Полные собрания сочинений Л.Н.Толстого,
А.П. Чехова, А.С. Пушкина, Ф.М. Достоевского, И. Канта…
«Вещи в себе», солидные издания «Академии»,
Увязаны шпагатом в чекистский бант.
С Достоевским все ясно, русская эпидемия,
Однако при чем здесь профессор Иммануил Кант?
Познать непознаваемое, экая премудрость!
Сделал опись при понятых, наляпал сургуч.
Что бы там ни говорили ницшеанские Заратустры,
Ленин был прав, внедряя наш «Всеобуч»!
Изъятая философия перестает философствовать,
Превращается просто в объем и вес.
Человек подлежит дознанию, тщательному следствию.

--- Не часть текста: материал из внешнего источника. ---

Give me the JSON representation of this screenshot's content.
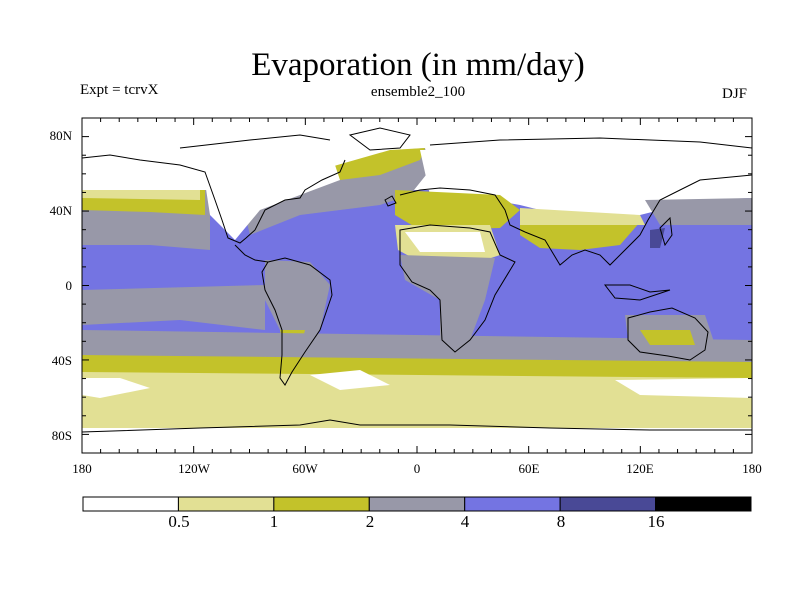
{
  "title": "Evaporation (in mm/day)",
  "subtitle_left": "Expt = tcrvX",
  "subtitle_center": "ensemble2_100",
  "subtitle_right": "DJF",
  "y_ticks": [
    "80N",
    "40N",
    "0",
    "40S",
    "80S"
  ],
  "x_ticks": [
    "180",
    "120W",
    "60W",
    "0",
    "60E",
    "120E",
    "180"
  ],
  "colorbar": {
    "levels": [
      "0.5",
      "1",
      "2",
      "4",
      "8",
      "16"
    ],
    "colors": [
      "#ffffff",
      "#e2e094",
      "#c3c22a",
      "#9898a8",
      "#7474e2",
      "#494996",
      "#000000"
    ]
  },
  "chart_data": {
    "type": "heatmap",
    "projection": "equirectangular",
    "variable": "Evaporation",
    "units": "mm/day",
    "season": "DJF",
    "lon_range": [
      -180,
      180
    ],
    "lat_range": [
      -90,
      90
    ],
    "contour_levels": [
      0.5,
      1,
      2,
      4,
      8,
      16
    ]
  }
}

Собака любит мясо, а лошадь овес.
Из маминой папочки папочкины выпадают некоторые заявления и письма. Значит, несмотря на изоляцию супругов и десять тысяч километров тайги и тундры, между их папочками в Казанской гэбухе существовал контакт. Вот и фото отца лагерного периода, анфас и в профиль, суворовский хохолок, в губах ирония, но не радековская, а общенародная, которая, быть может, его и спасла. Здесь же справка об ударной работе в управлении «Интауголь». Равнение на передовиков! Красная сволочь даже не думала о цинизме таких наград. Напротив, они ей казались проявлением человечности.